Friday, right after Erskine’s end-of-week pub rituals, Phil and I went back to the office with hopes of building a website. At the beginning of last week we got fairly obsessed with typographic styling, so this would be a good time to experiment with that process a bit more.

We fired up Sublime, fetched the Ultimate Package and jumped in. We started with a simple page including kitchen sink-ish html for headings, paragraphs, links and all the other elements that get me going.

We chose a base font-size, Phil created a baseline.png file and I ate two American style hotdogs. We got keyboard shortcuts for toggling the baseline plugged in and cranked up Lynyrd Skynyrd. It was time to make Instapaper for cats.

Typography + SCSS = love

What I love about SCSS, besides variables, is its most dangerous feature: nesting.
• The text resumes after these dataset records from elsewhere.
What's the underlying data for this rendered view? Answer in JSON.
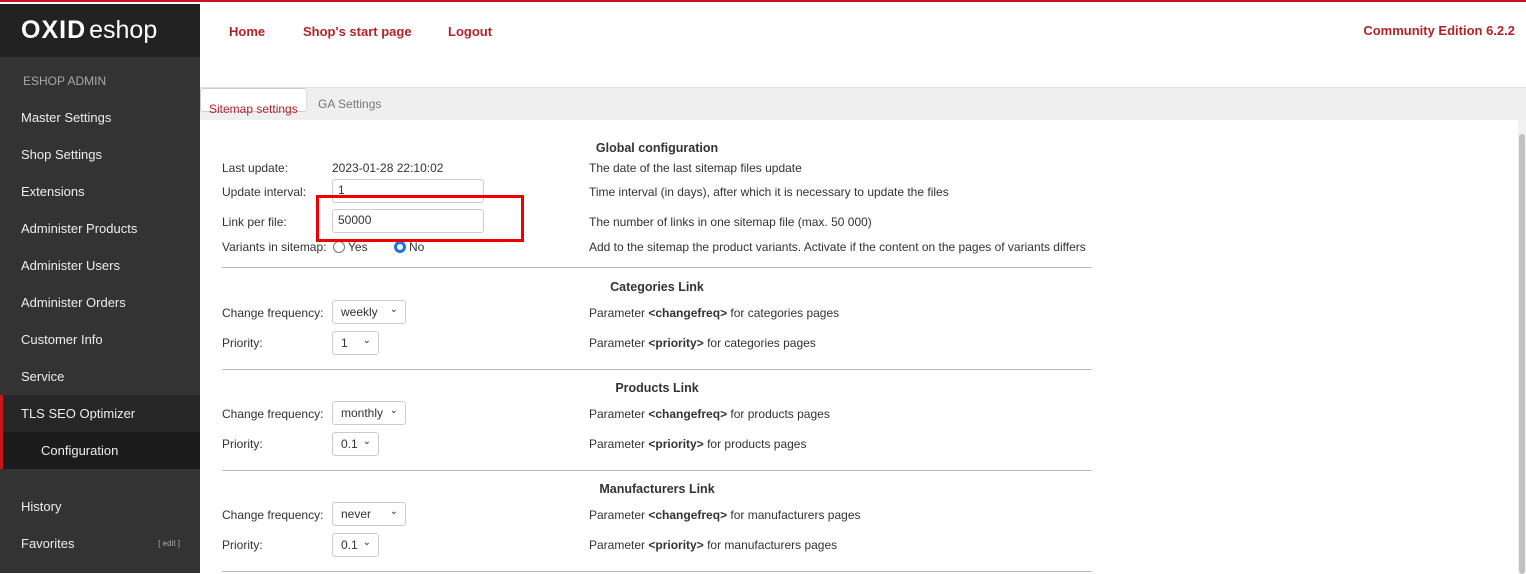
{
  "logo": {
    "bold": "OXID",
    "light": "eshop"
  },
  "sidebar": {
    "section": "ESHOP ADMIN",
    "items": [
      {
        "label": "Master Settings"
      },
      {
        "label": "Shop Settings"
      },
      {
        "label": "Extensions"
      },
      {
        "label": "Administer Products"
      },
      {
        "label": "Administer Users"
      },
      {
        "label": "Administer Orders"
      },
      {
        "label": "Customer Info"
      },
      {
        "label": "Service"
      },
      {
        "label": "TLS SEO Optimizer"
      },
      {
        "label": "Configuration"
      },
      {
        "label": "History"
      },
      {
        "label": "Favorites"
      }
    ],
    "edit": "[ edit ]"
  },
  "header": {
    "links": [
      "Home",
      "Shop's start page",
      "Logout"
    ],
    "edition": "Community Edition 6.2.2"
  },
  "tabs": [
    "Sitemap settings",
    "GA Settings"
  ],
  "global": {
    "title": "Global configuration",
    "last_update_label": "Last update:",
    "last_update": "2023-01-28 22:10:02",
    "last_update_desc": "The date of the last sitemap files update",
    "interval_label": "Update interval:",
    "interval": "1",
    "interval_desc": "Time interval (in days), after which it is necessary to update the files",
    "links_label": "Link per file:",
    "links": "50000",
    "links_desc": "The number of links in one sitemap file (max. 50 000)",
    "variants_label": "Variants in sitemap:",
    "yes": "Yes",
    "no": "No",
    "variants_desc": "Add to the sitemap the product variants. Activate if the content on the pages of variants differs"
  },
  "sections": [
    {
      "title": "Categories Link",
      "freq_label": "Change frequency:",
      "freq": "weekly",
      "prio_label": "Priority:",
      "prio": "1",
      "param": "Parameter",
      "freq_tag": "<changefreq>",
      "prio_tag": "<priority>",
      "freq_desc": "for categories pages",
      "prio_desc": "for categories pages"
    },
    {
      "title": "Products Link",
      "freq_label": "Change frequency:",
      "freq": "monthly",
      "prio_label": "Priority:",
      "prio": "0.1",
      "param": "Parameter",
      "freq_tag": "<changefreq>",
      "prio_tag": "<priority>",
      "freq_desc": "for products pages",
      "prio_desc": "for products pages"
    },
    {
      "title": "Manufacturers Link",
      "freq_label": "Change frequency:",
      "freq": "never",
      "prio_label": "Priority:",
      "prio": "0.1",
      "param": "Parameter",
      "freq_tag": "<changefreq>",
      "prio_tag": "<priority>",
      "freq_desc": "for manufacturers pages",
      "prio_desc": "for manufacturers pages"
    }
  ]
}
When used smartly, nesting can make your stylesheets much more modulular, reusable and maintanable. Lets take a look at the standard workflow of styling typography and how it can be applied with SCSS.

Standard workflow

  1. Setup default font-size, line-height and margin to be inherited by generic elements and ensure they’re inline with the baseline.
  2. Put an h1 at the top of the page, give it some line-height and margin so everything is still inline with the baseline.
  3. Do the same with h2 through h6, but also ensure p + h(n) has proper margin and doesn’t break the baseline.
  4. Ensure h2 + h3, etc., has proper margin and doesn’t break the baseline.
  5. Lastly, do the same for blockquote, table and ALL THE OTHER THINGS.
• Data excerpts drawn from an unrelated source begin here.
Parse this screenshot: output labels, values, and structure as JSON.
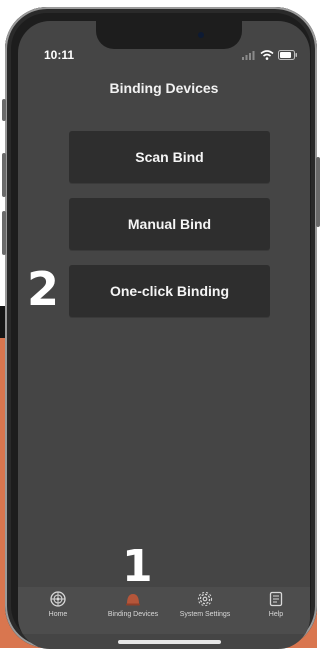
{
  "status_bar": {
    "time": "10:11"
  },
  "header": {
    "title": "Binding Devices"
  },
  "actions": [
    {
      "label": "Scan Bind"
    },
    {
      "label": "Manual Bind"
    },
    {
      "label": "One-click Binding"
    }
  ],
  "annotations": {
    "step_2": "2",
    "step_1": "1"
  },
  "tab_bar": {
    "items": [
      {
        "label": "Home",
        "icon": "home-wheel-icon",
        "active": false
      },
      {
        "label": "Binding Devices",
        "icon": "binding-devices-icon",
        "active": true
      },
      {
        "label": "System Settings",
        "icon": "gear-icon",
        "active": false
      },
      {
        "label": "Help",
        "icon": "document-icon",
        "active": false
      }
    ]
  },
  "colors": {
    "screen_bg": "#454545",
    "button_bg": "#2e2e2e",
    "tab_bar_bg": "#4d4d4d",
    "accent_active_icon": "#b5563a",
    "backdrop_orange": "#d9764f"
  }
}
That list isn’t too daunting, but it takes about 2 hours of pair brogramming to get right, 4-6 if you’re me and Phil. With SCSS, we can modularise this process by creating a little typographic skeleton. This doesn’t exactly speed up the process, but it’s a good example of how we can use SCSS to clean up our development.

Typographic skeleton with SCSS

First, we setup the defaults to be inherited by all of our generic elements. I know this is standard practise but for the sake of the case study I’ll include it:

body {
font:$normal percentage($basefont / 16) sans-serif;
line-height:(24 / $basefont);
}

Now that that’s done, we need to ensure p + h(n) has proper styling and doesn’t break the baseline. Not only p, but the other generic elements as well. This can be done beautifully with SCSS.

p, ul, dl, ol, address, figure, hr, pre, table {
margin-bottom:;

& + h2 {
padding-top:;
}
& + h3 {
padding-top:;
}
& + h4 {
padding-top:;
}
& + h5 {
padding-top:;
}
& + h6 {
padding-top:;
}
}

We need to ensure that h1 + h2, etc. have proper styling too.

h1 {
font-size:($baseh1 / $basefont) * 1em;
line-height:;
margin:;

& + h2 {
padding-top:;
}
}

h2 {
font-size:($baseh2 / $basefont) * 1em;
line-height:;
margin:;

& + h3 {
padding-top:;
}
}

You get the point, same for h3 through h6. Tada!

Summary

This exersise helped me learn a lot about the importance of extreme readability. It’s something I don’t think I’ve paid enough attention to in the past so effective immediately I’m adding it to my list of Things to take over-the-top on every single project.